The team was formed from the aboriginal men of the Shuswap nation who worked at the Alkali Lake Ranch which featured a large cattle operation. Needing a way to keep in shape in the winter, the men took up hockey as their sport. Not being content with scrimmaging amongst themselves, the men would travel twelve hours by sled over fifty-six kilometers to get to Williams Lake where they competed against teams of Caucasian players. Because of their obvious racial differences, their welcome to Williams Lake for the Alkali Lake team was less than friendly, but they persevered.

After trekking all day to the Williams Lake outdoor rink, the men would camp outdoors near the fire, eating deer meat and keeping their horses from the cold bite of the winter air. The next day, the team would don their worn and ragged green-and-white uniforms, provided by the Woodward Department Store owner who was married to the daughter of the Alkali Lake rancher, and they would dazzle the crowd with their speed and skill.

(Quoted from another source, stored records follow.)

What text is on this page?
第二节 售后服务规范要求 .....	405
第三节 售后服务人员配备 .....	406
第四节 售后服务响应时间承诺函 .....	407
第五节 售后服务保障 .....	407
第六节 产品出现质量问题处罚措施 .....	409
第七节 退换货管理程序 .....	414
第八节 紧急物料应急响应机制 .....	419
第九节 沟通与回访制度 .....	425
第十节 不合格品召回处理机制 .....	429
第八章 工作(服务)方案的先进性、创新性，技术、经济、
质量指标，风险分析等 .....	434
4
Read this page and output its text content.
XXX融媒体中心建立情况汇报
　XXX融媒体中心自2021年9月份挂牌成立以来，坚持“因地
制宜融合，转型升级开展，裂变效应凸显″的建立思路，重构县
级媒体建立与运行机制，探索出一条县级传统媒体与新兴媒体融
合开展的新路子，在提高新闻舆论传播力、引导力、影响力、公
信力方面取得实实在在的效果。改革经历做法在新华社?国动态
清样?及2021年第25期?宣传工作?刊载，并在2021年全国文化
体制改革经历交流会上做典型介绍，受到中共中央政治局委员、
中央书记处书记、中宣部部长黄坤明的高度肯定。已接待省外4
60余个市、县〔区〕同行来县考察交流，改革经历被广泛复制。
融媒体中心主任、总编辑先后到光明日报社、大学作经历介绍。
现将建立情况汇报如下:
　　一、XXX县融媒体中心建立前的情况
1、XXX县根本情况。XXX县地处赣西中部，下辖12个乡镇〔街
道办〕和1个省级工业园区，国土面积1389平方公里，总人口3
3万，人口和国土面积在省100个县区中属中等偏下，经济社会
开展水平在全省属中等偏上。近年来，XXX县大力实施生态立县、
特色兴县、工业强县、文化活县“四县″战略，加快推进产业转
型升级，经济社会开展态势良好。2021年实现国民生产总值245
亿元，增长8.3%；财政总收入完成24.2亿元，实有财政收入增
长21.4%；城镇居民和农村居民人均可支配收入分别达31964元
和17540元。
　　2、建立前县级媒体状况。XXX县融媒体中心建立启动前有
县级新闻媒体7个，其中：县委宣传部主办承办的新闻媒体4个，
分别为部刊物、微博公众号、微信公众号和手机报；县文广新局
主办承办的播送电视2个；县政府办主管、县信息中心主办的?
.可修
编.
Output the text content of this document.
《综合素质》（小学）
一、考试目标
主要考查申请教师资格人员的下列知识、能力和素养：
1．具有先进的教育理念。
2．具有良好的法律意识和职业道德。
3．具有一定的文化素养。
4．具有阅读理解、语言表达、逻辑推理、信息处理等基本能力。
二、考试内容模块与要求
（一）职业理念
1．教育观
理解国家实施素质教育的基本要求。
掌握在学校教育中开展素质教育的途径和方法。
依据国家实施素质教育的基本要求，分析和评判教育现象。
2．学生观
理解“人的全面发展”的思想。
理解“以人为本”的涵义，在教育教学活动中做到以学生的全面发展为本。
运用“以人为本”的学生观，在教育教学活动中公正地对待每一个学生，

After honing their skills against local teams, the Alkali Lake Braves did the unthinkable in beating perennial BC Northern League champion Prince George in 1931! This brought notoriety for the team, and Squamish nation chief Andy Paull arranged for them to come to Vancouver where they would meet the Vancouver Commercials, an all-star team of semi-professionals from the Commercial League. The two teams battled furiously, but the all-star teams would prevail in both games against the amateur squad. What surprised most people, though, was the final scores in the two games were 2-1 and 1-0!

Amazingly, the details about this team makes them even more impressive. One team member was 50 years-old and a grandfather! They averaged about eight games per season as most of their time was occupied with work at the ranch. They had never played in an indoor rink before their visit to Vancouver, and had never played in front of fans, let alone 4000! Needless to say, to lose by one goal in two consecutive nights to an all-star team of semi-professionals while facing these odds is simply outstanding!

Of course, during this team, the Patricks were operating leagues and had scouts all over the place in BC. Lester Patrick, who was in charge of all things New York Rangers, came to Vancouver to offer Alec Antoine a contract to join the Broadway Blueshirts! While it isn't known what the terms of the contract were that Patrick offered Antoine, the young man turned down the NHL deal, opting instead for his $15-per-week ranch job.

While the ranch was somewhat immune from the Depression of the 1930s, the financial crisis caught up to the Alkali Lake Braves in 1933 as the team folded under financial strain. While it isn't clear as to what strain was placed on the team, the Braves faded from the hockey scene in British Columbia until tonight.

In saying that, the WHL's Vancouver Giants are wearing a uniform that was never worn by the Alkali Lake Braves, but represents the team very well. The "lazy cross" on the logo was the brand of the Alkali Lake Ranch, and the name is prominently displayed on the logo's circular edge. These uniforms are simple and classy. I love the striping on them, and I may have to break the bank and pick up one of these game-worn jerseys. They are absolutely gorgeous, and the honouring of one of BC's most notable teams has been done in a most excellent way. Well done, Giants!